The tectonic plates of Nigeria’s energy sector are shifting, a direct result of increased domestic supply from the massive Dangote Refinery. Oando Plc, a major player in the market, confirmed it has suspended the importation of Premium Motor Spirit (PMS), marking a significant strategic pivot away from reliance on foreign refined products.

In its recent financial disclosures for H1 and 9-month 2025, Oando reported a 20% decline in trading revenue and a 42% drop in gross profit, directly attributing the slump to lower gasoline import volumes. While this signals a challenge for traditional importers, it represents a monumental win for Nigeria’s quest for energy self-sufficiency.
This rapid change underscores the strategic foresight of President Bola Ahmed Tinubu’s administration. His decisive policy actions, including the bold announcement of 15% tariffs on imported petroleum products, were designed precisely to fortify domestic refining capacity and disincentivize foreign reliance.

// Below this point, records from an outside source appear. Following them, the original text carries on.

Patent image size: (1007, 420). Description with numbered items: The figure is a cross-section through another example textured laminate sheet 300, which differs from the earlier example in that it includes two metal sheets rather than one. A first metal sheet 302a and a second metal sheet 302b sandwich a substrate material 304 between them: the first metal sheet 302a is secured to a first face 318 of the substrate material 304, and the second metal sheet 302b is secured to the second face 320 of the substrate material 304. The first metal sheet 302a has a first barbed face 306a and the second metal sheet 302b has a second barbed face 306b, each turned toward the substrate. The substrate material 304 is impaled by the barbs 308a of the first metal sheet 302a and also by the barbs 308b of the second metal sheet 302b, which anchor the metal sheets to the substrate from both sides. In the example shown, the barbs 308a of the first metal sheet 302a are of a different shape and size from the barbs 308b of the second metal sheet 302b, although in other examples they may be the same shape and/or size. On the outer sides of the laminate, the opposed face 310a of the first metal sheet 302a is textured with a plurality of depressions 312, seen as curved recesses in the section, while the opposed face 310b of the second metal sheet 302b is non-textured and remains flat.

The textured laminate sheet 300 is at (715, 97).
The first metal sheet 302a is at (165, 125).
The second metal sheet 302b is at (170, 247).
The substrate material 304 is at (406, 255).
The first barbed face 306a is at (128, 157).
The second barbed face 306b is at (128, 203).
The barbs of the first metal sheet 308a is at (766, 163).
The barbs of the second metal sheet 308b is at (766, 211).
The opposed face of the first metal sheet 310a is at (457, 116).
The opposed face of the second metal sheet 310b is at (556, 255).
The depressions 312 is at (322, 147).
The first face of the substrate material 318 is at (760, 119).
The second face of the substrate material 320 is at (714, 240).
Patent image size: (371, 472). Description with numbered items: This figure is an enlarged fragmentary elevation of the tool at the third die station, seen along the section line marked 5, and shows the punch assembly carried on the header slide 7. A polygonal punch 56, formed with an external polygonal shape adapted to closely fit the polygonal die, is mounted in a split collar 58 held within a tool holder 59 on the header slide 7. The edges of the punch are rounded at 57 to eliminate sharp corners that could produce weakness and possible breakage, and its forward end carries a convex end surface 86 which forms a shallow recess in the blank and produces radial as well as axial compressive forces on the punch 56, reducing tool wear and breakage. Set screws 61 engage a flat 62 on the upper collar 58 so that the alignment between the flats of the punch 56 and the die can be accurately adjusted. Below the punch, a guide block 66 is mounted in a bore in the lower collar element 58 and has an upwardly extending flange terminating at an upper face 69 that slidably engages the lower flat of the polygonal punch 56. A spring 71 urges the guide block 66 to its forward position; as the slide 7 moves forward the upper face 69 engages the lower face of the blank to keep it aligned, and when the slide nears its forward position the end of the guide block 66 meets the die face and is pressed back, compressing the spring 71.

The decrease in import dependency—and the subsequent impact on major trading companies—is the most tangible evidence yet that the President’s agenda to drive the economy towards a trillion-dollar valuation by 2030 is succeeding in critical sectors. The shift means Nigeria’s wealth, once spent ferrying fuel across oceans, is now being retained, invested, and circulated within the nation’s economy, fulfilling a long-held dream of Nigerian economic independence.